Sir Peter stood silently by the fireplace, his back turned to the old bookseller. Mr. Rowlandson set his empty wine-glass carefully on the table, and then drew from their paper the valentines Phyllis had left at the shop.

"I read an essay of Mr. Benson's, last night,—and one bit comes to me now," he said. "The essay opens with an old French proverb, 'To make one's self beloved is the best way to be useful.' Then the essayist goes on to say that this is one of the deep sayings which young men, and even young women, ignore; which middle-aged folk hear with a certain troubled surprise? and which old people discover to be true, and think, with a sad regret, of opportunities missed, and of years devoted, how unprofitably, to other kinds of usefulness. We expect, like Joseph in his dreams, says Mr. Benson, that the sun and moon and the eleven stars, to say nothing of the sheaves, will make obeisance to us. And then, as we grow older the visions fade. The eleven stars seem unaware of our existence and we are content if, in a quiet corner, a single sheaf gives us a nod of recognition."

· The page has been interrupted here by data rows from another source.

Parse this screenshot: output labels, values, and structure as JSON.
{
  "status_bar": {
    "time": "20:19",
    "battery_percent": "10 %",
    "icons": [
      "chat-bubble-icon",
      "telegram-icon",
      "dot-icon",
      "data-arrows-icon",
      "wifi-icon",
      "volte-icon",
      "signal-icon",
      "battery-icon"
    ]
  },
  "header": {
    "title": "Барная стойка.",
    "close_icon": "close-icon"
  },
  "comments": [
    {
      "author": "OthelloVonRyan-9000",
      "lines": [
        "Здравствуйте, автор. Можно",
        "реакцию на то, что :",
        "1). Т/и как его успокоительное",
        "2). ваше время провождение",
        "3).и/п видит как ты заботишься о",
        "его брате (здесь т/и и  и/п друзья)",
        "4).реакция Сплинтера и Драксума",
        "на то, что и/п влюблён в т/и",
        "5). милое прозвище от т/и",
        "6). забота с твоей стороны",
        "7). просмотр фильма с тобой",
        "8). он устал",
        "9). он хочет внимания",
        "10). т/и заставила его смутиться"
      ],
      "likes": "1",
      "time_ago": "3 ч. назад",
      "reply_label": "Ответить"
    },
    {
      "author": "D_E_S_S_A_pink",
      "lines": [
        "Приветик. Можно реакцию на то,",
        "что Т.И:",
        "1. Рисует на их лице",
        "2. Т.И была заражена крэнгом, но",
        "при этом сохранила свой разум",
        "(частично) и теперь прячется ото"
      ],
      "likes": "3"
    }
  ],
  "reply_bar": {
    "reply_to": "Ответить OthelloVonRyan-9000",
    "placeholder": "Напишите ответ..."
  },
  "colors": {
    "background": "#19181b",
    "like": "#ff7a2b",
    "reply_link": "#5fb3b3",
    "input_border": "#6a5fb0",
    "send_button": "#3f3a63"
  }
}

Mr. Rowlandson smiled pleasantly, and patted the old valentines under his hand.

"And then," he continued, "the essayist says, we make further discoveries that give us pain; that when we have seemed to ourselves most impressive, we have only been pretentious; that riches are only a talisman against poverty; that influence comes mostly to people who do not pursue it, and do not even know they possess it; and that the real rewards of life have fallen to simple-minded and unselfish people who have not sought them. I fear I have not quoted the essay quite accurately. I had a wonderful memory, once. It fails—it fails. But it is very prettily put, in the book, and of course it is all quite true."